ATO acknowledges tax agents' frustration

The tax office has acknowledged that its push towards more digital interactions, combined with existing ATO Portal issues, has added to tax agent frustration and led to lost productivity for many small tax practitioners.

The ATO made the acknowledgements at the 21 August meeting of the Australian Tax Practitioner Advisory Group, but said it is committed to working with tax agents to, where possible, alleviate frustrations.

“Where the ATO is looking to develop technology or administrative changes, we will co-design and consult with a range of tax practices to build systems that consider and accommodate the current practice management procedures,” the tax office said.

“The aim will be to ensure that the changes do not add additional tasks that practitioners will need to accommodate outside of their normal processes, but rather will operate within the normal processes,” concluded the ATO.

Institute of Public Accountants (IPA) chief executive officer, Andrew Conway applauded the ATO's acknowledgement of tax agent frustration and welcomed its commitment to address the issues in a consultative manner with the tax agent community.

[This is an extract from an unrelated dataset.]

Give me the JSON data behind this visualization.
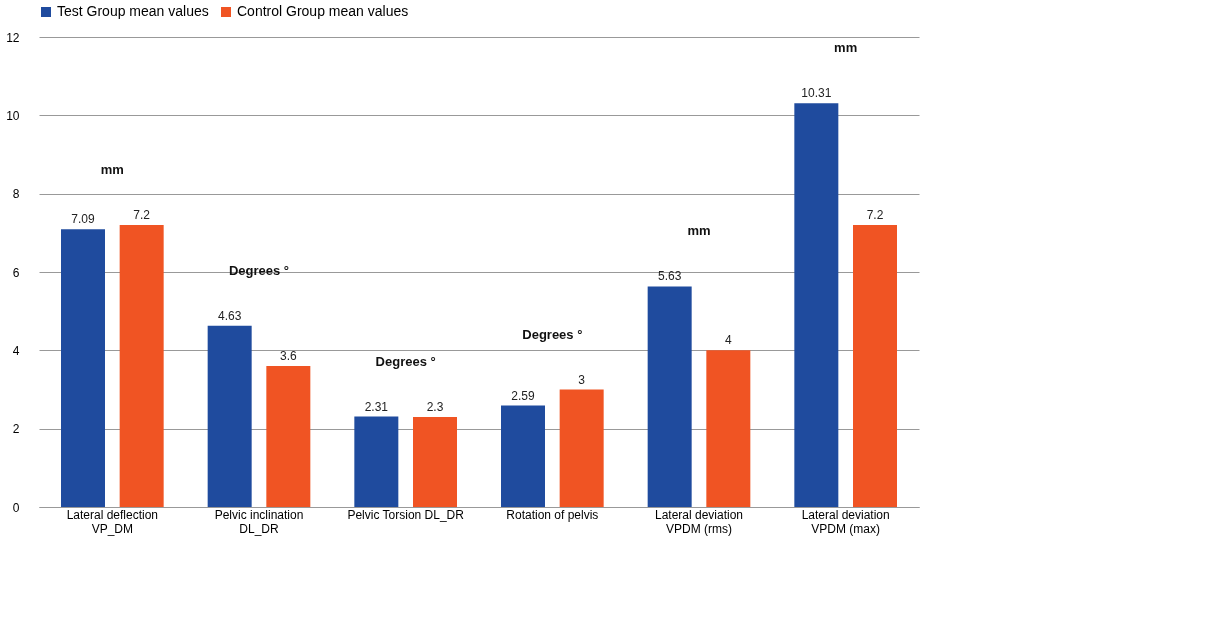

“The ATO has acknowledged that the portal is far from best practice and is currently working on a long-term solution through the migration to a new, more functional platform,” he said.

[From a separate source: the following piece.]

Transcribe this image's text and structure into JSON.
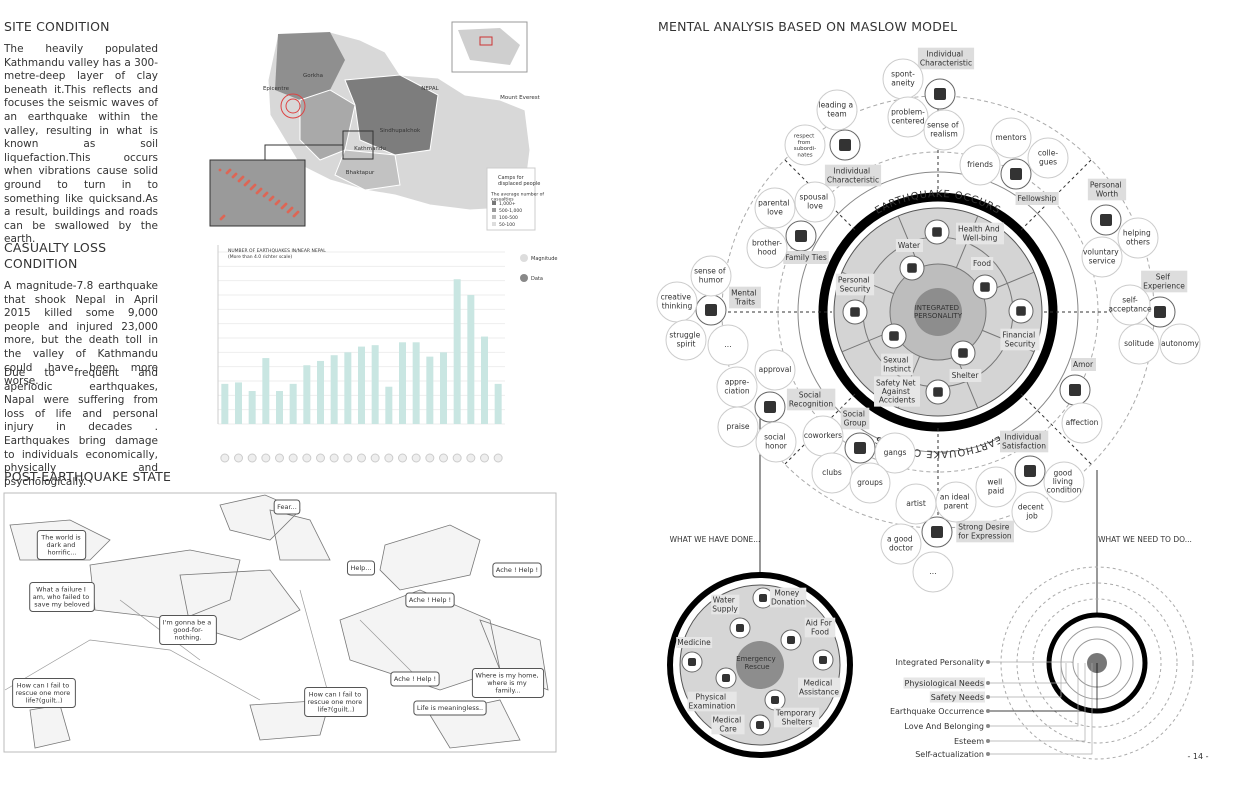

“On the back of this, we look forward to the ATO’s commitment to co-design with better consultation to build systems that consider and accommodate current practice management procedures.”

Mr Conway said that while the IPA supports the better use of technology, it is concerned by the fact the ATO’s push for more digital interactions is coming at the expense of tax agent practices.

“Our members have highlighted to us on many occasions that they have suffered productivity loss, missed deadlines, and incurred irrecoverable costs as well as damage to their reputations and relationships with their clients,” he said.

Mr Conway concluded: “Transitioning to a digital delivery for BAS statements and the use of the Client Correspondence List on the portal are two recent examples causing frustration and which are having a detrimental impact on the relationship between tax agents and the ATO.

“The ATO portal, which is an essential tool of trade for practitioners and agents, has been a constant point of frustration due to the portal’s instability and unreliability. More digital interactions are putting even more reliance on the sub-standard portal."